What features might non trees but with same ecological functions of trees, take?
Well, the ocean provides examples of some. Kelp forests and corals are good examples of things that grow big and are looking for light. Both have tree like habits and growth in different ways
What do you mean by ecological functions? Surviving and reproducing?
You know how coral polyps have a mobile stage before they settle down and turn into coral in a reef? What if a tree had a young stage where it was like a bird or a deer or something? The tree grows a few great big fruits each year (or perhaps saves up energy to fruit once every several years) and when the fruit is ripe it cracks open on the ground to let out an animal. This animal then either travels some distance and plants itself and becomes a sapling if the tree is an R strategist or if it is a K strategist then it feeds the animal a milk like sap until it can hunt on its own and then the animal goes out to do animal things and get big and fat and then plants itself and becomes a big strong sapling. Both strategies would help disperse the plant far and be better at finding good locations than traditional seeds, and the K strategy would also serve to help the young not compete with the old for resources (old eat lots of sunlight and canopy space, young eat roots and tubers and stuff from other plants) and possibly also help recover quickly after a storm (big trees go down in strong winds but it triggers the young tree-deer to plant themselves and they outcompete other species trying to take that space) or to help with parasites or other competitors (young tree-birds spend the first year of their life eating aphids and caterpillars off the tree, young tree-deer might dig up saplings of other species and plant themselves in their place).
At extremes of this kind of evolutionary path you might even get eusocial and cast behavior like you see with ants. Each tree might be protected by a flock of tree-birds who protect the tree and maybe forage for it to suplament its roots and leaves and the tree might feed and shelter the tree-birds during the winter. Then every once in a while the tree sends out a drone tree-bird to go find and mate with another tree’s queen tree-bird who will then plant herself and repeat the cycle.
The design of a tree is likely to be quite convergent. E.g. trees and palm trees evolved the same basic layout.
Light trapping organisms require as much surface area exposed to the local star as they can cope with. Trees evolved by plants trying to climb over one another. It took the evolution of cellulose for them to get really tall. Alien plans might now have evolved an equivalent.
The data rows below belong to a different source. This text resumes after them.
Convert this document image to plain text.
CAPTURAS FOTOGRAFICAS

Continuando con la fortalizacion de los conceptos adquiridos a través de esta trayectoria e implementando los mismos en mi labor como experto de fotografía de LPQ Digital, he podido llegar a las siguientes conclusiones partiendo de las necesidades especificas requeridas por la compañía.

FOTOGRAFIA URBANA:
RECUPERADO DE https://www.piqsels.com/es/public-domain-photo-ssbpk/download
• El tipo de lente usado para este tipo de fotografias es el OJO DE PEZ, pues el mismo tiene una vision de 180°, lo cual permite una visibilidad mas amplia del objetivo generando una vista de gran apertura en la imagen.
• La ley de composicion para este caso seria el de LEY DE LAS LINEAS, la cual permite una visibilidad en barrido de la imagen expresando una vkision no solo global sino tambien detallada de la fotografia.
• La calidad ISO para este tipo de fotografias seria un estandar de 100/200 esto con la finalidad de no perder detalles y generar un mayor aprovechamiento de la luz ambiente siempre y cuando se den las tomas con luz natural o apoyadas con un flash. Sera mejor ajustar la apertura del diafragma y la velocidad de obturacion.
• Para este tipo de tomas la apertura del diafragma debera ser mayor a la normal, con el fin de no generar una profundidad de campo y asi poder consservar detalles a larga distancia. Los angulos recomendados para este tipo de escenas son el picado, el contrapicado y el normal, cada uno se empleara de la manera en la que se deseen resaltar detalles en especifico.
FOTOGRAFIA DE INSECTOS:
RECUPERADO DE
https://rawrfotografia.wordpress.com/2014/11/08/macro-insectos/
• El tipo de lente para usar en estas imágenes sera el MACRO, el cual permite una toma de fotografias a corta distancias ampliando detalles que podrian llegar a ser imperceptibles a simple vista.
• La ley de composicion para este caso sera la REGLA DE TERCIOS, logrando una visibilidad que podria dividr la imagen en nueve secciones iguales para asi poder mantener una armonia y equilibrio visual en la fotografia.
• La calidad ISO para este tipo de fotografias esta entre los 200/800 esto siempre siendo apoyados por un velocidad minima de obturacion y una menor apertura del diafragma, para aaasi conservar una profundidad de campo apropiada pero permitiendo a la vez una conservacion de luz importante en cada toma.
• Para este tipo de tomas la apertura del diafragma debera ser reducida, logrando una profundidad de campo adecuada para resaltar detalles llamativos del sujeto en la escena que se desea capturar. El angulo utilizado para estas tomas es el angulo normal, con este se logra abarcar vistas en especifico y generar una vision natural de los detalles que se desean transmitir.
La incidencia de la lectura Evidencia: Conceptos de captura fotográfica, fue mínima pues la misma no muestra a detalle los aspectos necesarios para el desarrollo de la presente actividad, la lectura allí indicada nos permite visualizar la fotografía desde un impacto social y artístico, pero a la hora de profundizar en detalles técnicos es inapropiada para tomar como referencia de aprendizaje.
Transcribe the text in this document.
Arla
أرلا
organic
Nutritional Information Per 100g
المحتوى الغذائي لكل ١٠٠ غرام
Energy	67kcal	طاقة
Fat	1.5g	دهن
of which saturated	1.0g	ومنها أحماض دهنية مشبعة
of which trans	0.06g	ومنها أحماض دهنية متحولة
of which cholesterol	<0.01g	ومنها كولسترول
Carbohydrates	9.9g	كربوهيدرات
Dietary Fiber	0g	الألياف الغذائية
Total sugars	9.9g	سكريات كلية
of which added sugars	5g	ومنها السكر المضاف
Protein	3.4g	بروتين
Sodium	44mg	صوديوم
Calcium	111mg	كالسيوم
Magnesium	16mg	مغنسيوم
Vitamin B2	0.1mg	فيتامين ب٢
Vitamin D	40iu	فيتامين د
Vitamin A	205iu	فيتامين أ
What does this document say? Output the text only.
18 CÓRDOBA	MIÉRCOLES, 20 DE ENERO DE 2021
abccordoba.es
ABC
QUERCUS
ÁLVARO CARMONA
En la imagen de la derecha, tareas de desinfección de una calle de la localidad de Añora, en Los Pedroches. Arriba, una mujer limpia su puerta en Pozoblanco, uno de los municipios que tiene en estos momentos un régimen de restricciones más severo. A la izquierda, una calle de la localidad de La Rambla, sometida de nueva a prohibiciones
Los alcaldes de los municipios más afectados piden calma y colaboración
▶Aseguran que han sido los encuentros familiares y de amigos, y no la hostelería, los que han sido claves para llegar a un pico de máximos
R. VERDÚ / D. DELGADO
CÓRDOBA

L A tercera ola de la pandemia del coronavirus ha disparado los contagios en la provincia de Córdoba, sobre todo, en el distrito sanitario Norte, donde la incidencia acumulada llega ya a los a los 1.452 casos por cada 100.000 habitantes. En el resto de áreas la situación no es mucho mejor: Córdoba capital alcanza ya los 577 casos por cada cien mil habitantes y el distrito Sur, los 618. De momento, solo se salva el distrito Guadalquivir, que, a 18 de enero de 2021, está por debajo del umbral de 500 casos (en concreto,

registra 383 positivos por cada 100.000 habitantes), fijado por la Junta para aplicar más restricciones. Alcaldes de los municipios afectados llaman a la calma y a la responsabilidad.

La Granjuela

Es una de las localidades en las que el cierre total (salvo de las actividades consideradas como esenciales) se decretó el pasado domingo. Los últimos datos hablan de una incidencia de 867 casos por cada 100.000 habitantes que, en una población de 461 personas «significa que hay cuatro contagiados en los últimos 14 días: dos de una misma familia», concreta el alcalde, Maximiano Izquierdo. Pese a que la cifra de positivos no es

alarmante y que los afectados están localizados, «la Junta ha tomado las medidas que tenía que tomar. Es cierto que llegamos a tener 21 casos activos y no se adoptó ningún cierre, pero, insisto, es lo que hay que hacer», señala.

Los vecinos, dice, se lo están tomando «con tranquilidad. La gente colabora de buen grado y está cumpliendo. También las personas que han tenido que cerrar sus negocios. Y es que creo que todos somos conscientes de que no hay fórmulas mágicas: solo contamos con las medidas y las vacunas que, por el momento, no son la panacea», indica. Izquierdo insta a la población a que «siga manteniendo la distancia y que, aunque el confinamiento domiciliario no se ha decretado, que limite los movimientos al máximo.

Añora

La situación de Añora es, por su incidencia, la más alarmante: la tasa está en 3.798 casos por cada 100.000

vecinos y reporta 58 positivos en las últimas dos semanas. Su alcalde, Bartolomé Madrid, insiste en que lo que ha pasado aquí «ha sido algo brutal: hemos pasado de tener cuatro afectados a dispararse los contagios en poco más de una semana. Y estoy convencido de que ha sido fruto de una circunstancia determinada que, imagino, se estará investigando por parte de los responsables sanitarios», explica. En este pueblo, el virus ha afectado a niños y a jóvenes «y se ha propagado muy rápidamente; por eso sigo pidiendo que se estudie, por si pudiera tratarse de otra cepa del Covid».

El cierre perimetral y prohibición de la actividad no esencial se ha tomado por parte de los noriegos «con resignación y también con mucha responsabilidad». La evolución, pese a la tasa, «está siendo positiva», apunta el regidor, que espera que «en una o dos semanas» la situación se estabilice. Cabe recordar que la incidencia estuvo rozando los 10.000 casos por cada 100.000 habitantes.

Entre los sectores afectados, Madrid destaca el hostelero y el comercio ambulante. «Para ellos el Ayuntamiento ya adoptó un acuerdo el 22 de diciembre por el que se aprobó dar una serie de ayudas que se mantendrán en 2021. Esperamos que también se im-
The leaf structure, on earth is a trade-off. On earth, it needs sunlight, water from the ground and CO2 from the air. It also needs to deal with damage. A lot of holes is great for CO2 absorption, but will rapidly lose water. A flat surface is great for catching the sun, but leaves all the expensive machinery exposed to damage. Balancing all of these leads to the various leaf shapes we see on both trees and smaller plants.
There’s still room for more interesting ideas, but they are unlikely to be the staples of an alien forest. E.g. if the air composition was different, balloon plants might be viable. Rather than a hard, woody stem, the top could be a hydrogen filled leaf balloon. A vine could bring water up from the roots. It would act like a lilly pad does in water.